Сросшиеся недобрыми секретами, бедностью, побегами, амнистиями или возвращениями из тюрем, поселковые мамочку не одобряли, но считали своей и оборону от всяких чужих держали крепко. Детдом Степе не светил никогда. Он вообще не задумывался об этом. Потом уже, сильно после, в медленной пенсионной жизни ярким и болезненным пришел этот несбывшийся страх. И боль была скорее сладкой, и испуг – детским и даже радостным. Благодаря всем этим людям, которые стерлись из памяти до большого общего почему-то похоронного портрета, он никогда-никогда не думал, что жизнь его – необычная, но вольная, может закончиться в любой момент.
Мамочка была странной, но для Семеновки – не из ряда вон. Перебирая несбывшиеся страхи, Степан Николаевич не переставал удивляться странностям своей детской жизни, странностям, которые для поселковых никак не нарушали представлений о гармонии и правде. У соседки в доме напротив, например, было два мужа. Один – после похоронки, другой – из похоронки, присланной по ошибке в 1944 году. Оба были калеками, один без ноги, другой без руки, и соседка – имя, и лицо, и даже голос, который считался противным, совсем выпали из памяти… но вот что била она их, своих мужей, взяв на грудь лишнего, помнилось и сейчас. Через два дома жили цыгане, шумные и многочисленные, на поселке не взявшие ни чужого стула, ни кошелька. Еще был абортмахер, горько запивший после вывода абортов из подполья, был инженер – «два по семь» – счастливчик, бывший зэк, который приносил Степану книжки, сахар и лимоны, и каждый раз, заводясь на кухне с чайником или в комнате с «покачать младенца», он бурчал тихо: «Математика или физика. В лагере это спасет. Сядешь физиком, выйдешь физиком. Сядешь дураком, сдохнешь там дураком. Математика или физика. Физика…»
Брат Кира, засыпавший под это бурчание, ни математику, ни физику не выбрал. А Степан согласился, потому что отрезок, прочерченный «Два-по-семь» – отсюда, из Семеновки, и до тюрьмы, был понятен, и было понятно, что готовиться к нему нужно прямо сейчас. «Не отрезок, – поправлял «два-по-семь». – Траектория. Но траектория с возможными отклонениями».
Профессор, доктор наук, заслуженный изобретатель, заведующий кафедрой – все это не было отклонением, до кончины Союза – не было, и вставные челюсти позднего Брежнева не означали, что зубов нет или их не хватит на всех. В Украине только Степан Николаевич с отклонением от траектории согласился. И в том неоглушительном стыде, которому даже сейчас не находилось вразумительных объяснений, было много боязни, что все вернется, что если отдать им физику, космос, твердое тело, и отдельно – реакции расщепления атомного ядра, то все будут уязвимы. Все и всегда будут уязвимы, и отрезок от Семеновки до Сибири будет нависать над всеми, кто, казалось бы, вырвался или отклонился. Надо было бороться за физику и за бомбу. И Степан Николаевич попытался было…

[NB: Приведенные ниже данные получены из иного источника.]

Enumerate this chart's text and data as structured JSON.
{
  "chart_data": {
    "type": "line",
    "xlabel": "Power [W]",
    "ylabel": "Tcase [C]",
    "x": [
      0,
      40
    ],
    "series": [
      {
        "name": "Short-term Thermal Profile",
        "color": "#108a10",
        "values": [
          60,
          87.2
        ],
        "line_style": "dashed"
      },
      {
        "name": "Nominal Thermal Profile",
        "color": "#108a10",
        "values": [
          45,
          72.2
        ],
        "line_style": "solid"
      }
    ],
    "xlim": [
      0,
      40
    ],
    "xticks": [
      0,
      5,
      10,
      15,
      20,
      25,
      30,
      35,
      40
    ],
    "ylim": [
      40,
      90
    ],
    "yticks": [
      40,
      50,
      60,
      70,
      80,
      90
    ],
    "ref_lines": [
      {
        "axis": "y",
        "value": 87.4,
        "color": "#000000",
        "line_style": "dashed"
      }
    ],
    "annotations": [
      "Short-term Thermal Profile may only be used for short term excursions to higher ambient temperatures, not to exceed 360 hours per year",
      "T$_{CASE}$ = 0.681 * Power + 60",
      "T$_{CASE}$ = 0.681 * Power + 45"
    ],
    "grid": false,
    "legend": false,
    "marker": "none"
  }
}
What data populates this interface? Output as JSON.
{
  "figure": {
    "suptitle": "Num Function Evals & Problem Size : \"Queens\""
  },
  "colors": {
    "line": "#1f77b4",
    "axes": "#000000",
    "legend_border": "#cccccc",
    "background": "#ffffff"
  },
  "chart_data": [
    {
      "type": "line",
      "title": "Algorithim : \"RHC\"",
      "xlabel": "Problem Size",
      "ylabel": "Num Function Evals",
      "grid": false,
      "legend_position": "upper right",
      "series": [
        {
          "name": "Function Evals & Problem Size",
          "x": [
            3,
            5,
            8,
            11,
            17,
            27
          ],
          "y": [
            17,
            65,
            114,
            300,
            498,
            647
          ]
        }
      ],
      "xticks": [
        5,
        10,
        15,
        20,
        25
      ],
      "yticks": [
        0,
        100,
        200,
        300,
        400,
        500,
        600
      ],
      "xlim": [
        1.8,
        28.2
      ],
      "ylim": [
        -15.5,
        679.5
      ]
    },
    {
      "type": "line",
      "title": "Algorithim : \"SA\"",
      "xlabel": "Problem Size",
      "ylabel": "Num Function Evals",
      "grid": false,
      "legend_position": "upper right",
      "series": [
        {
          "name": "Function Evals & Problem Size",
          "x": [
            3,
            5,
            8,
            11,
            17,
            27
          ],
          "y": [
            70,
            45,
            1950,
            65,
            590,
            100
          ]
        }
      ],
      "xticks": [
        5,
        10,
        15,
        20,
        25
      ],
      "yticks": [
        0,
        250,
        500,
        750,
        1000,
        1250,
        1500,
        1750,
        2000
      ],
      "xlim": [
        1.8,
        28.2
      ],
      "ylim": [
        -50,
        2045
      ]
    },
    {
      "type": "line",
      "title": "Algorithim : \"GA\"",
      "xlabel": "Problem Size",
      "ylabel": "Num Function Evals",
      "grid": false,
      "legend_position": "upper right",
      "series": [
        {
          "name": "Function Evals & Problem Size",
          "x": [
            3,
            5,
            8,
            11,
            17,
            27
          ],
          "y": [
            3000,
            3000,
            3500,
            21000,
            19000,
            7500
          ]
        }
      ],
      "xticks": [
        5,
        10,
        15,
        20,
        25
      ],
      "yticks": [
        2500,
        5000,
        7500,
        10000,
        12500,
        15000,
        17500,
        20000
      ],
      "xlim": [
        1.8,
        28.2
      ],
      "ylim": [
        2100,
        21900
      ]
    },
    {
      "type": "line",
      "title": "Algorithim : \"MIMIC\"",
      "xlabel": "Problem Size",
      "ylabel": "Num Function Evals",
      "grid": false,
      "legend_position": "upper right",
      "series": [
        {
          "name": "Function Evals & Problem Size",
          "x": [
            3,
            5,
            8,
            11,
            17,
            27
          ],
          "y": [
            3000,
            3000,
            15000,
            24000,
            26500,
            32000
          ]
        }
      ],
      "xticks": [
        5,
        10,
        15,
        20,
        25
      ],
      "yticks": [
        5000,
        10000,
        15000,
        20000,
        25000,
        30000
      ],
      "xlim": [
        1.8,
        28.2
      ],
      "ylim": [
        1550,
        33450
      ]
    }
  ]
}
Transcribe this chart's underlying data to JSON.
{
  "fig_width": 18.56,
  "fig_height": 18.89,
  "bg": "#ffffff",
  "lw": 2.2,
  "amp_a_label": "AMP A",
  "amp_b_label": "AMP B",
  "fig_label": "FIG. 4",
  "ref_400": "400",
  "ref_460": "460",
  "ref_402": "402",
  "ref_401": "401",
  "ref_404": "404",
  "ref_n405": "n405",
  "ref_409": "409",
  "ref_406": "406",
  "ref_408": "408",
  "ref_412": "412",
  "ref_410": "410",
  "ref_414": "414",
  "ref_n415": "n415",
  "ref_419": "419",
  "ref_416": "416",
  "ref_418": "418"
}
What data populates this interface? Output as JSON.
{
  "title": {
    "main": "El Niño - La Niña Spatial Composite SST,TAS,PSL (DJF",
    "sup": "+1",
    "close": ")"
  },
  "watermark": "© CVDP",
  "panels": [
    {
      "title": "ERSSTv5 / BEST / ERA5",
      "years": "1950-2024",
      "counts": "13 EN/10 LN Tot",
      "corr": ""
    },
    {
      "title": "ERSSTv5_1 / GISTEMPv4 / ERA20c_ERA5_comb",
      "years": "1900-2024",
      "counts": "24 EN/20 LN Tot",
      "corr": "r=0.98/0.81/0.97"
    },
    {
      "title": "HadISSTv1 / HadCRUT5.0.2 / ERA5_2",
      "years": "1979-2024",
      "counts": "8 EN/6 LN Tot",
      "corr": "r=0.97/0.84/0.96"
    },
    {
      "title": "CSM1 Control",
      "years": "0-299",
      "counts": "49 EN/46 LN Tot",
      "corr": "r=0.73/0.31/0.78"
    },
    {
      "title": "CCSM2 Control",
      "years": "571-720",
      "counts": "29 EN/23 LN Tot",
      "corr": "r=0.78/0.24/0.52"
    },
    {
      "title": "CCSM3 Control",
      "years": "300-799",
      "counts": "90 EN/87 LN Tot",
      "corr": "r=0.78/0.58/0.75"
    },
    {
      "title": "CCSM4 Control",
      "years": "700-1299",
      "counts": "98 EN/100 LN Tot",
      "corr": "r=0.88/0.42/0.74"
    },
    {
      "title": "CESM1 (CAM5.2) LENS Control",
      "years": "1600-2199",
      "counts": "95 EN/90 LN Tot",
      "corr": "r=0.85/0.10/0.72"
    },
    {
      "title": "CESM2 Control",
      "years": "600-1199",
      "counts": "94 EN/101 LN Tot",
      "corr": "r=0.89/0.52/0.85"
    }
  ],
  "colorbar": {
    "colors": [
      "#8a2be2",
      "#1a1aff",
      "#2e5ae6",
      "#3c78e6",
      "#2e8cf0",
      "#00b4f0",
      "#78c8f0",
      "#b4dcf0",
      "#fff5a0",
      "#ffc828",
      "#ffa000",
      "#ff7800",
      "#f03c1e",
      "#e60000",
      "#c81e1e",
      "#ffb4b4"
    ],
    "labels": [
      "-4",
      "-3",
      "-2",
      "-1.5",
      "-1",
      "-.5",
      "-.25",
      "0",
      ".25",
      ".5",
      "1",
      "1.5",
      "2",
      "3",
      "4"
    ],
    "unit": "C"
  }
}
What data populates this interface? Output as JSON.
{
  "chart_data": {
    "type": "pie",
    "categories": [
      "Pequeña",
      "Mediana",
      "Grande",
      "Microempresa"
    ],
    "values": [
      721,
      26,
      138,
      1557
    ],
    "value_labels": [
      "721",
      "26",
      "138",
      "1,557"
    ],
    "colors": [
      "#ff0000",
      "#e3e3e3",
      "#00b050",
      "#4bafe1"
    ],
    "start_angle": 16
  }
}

Но вот этот дочки Клавдии ухажер, вот этот прорвавшийся в зятья негодник, плюс Кира, Катя, София, Игорь и собравшаяся в паломничество в Иерусалим мамочка, все они хотели есть и быть спасенными и привычно смотрели на Степана, который еще с детства умел кормить всю ораву с собственного огорода, а с первого стройотрядного лета вообще купил Кирочке саксофон. Потому что Кирочка мечтал о саксофоне. И теперь, в сложные австралийские времена, старый саксофон, между прочим, зарабатывает для Киры центики на разных ярмарках и городских сиднейских гуляниях. И что – надо было его не покупать? Сэкономить на мечте и на ребенке?
Но виноват был во всем зять. Больше некому.